You’re fresh out of college, you’ve got a boyfriend and you’re both paying off student loans. This means that unless it’s payday you’re probably feeling broke. But you miss dining out and having a good time, thanks to always running out of cash before payday. What’s the solution?
Dining out is one of the top three things gay men in America spend money on. That means, for those of us without control of our spending, it’s likely a leading reason we’re in debt. When we changed our dining out habits with some of these below tips, we got our spending under control.
Here are three tips on how to save money when dining out:
1. Split your meals.
With places like Chipotle, Garbanzos and Biju’s Little Curry Shop serving larger portions, it’s not hard to find dishes that, when paired with a side, become a meal for two.
Our fav is splitting a burrito bowl with guac and chips and two cups of fizzy water for $14. We find that splitting a meal and a side is filling enough, as these dishes average 1,500 to 2,000 calories. We keep our bottom line and our waistlines in check.
2. Only use cash.
The average person using a credit or debit card spends 12–18% more than if they used cash. When we only use cash, we can’t overspend. With credit or debit cards, if we only want to spend $25 and we see an appetizer and a main dish for $9 and $15 respectively, we’ll get both. This means we’ll spend $24 plus 20% to 25% on tax and tip. Now that $25 has blown to $30.

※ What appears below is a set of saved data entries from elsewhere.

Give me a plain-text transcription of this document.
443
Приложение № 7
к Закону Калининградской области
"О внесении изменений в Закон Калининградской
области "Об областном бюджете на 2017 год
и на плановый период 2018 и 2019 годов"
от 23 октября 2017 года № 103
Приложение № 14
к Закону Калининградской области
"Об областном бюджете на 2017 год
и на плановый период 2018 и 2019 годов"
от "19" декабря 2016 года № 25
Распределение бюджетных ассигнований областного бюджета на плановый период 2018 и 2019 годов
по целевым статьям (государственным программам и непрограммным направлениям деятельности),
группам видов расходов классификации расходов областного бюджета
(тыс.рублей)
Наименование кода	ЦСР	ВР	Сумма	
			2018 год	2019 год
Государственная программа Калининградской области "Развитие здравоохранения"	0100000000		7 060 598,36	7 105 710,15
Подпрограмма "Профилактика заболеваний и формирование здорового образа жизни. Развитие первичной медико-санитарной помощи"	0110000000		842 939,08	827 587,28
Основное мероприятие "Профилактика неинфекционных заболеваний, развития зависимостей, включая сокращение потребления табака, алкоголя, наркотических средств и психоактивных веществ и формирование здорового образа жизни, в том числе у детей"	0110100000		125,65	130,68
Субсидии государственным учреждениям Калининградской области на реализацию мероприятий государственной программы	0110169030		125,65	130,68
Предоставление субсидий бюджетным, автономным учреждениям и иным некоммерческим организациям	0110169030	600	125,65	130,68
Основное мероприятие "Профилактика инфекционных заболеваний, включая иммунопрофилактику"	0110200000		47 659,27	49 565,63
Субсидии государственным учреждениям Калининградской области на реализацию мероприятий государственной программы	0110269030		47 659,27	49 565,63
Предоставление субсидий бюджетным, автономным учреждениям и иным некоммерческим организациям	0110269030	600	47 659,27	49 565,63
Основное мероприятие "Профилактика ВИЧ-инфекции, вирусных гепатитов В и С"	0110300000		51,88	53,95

Do that five or six times a month, and you’ve already blown your budget by $30–$40. Do that all year and you’ve spent an additional $350 to $500 for just one person.
3. Order efficiently.
Finally, order efficiently. We rarely get chicken or spaghetti when we dine out. Like a salad that costs $15 at a restaurant, they’re too easy to prepare ourselves. There’s also no reason to pay a lot for low-calorie/low-nutrition food, like iceberg lettuce. Pasta with a jar of sauce costs $6 at the store and you can whip that up in 15 minutes. To save money when dining out, order efficiently and get your money’s worth.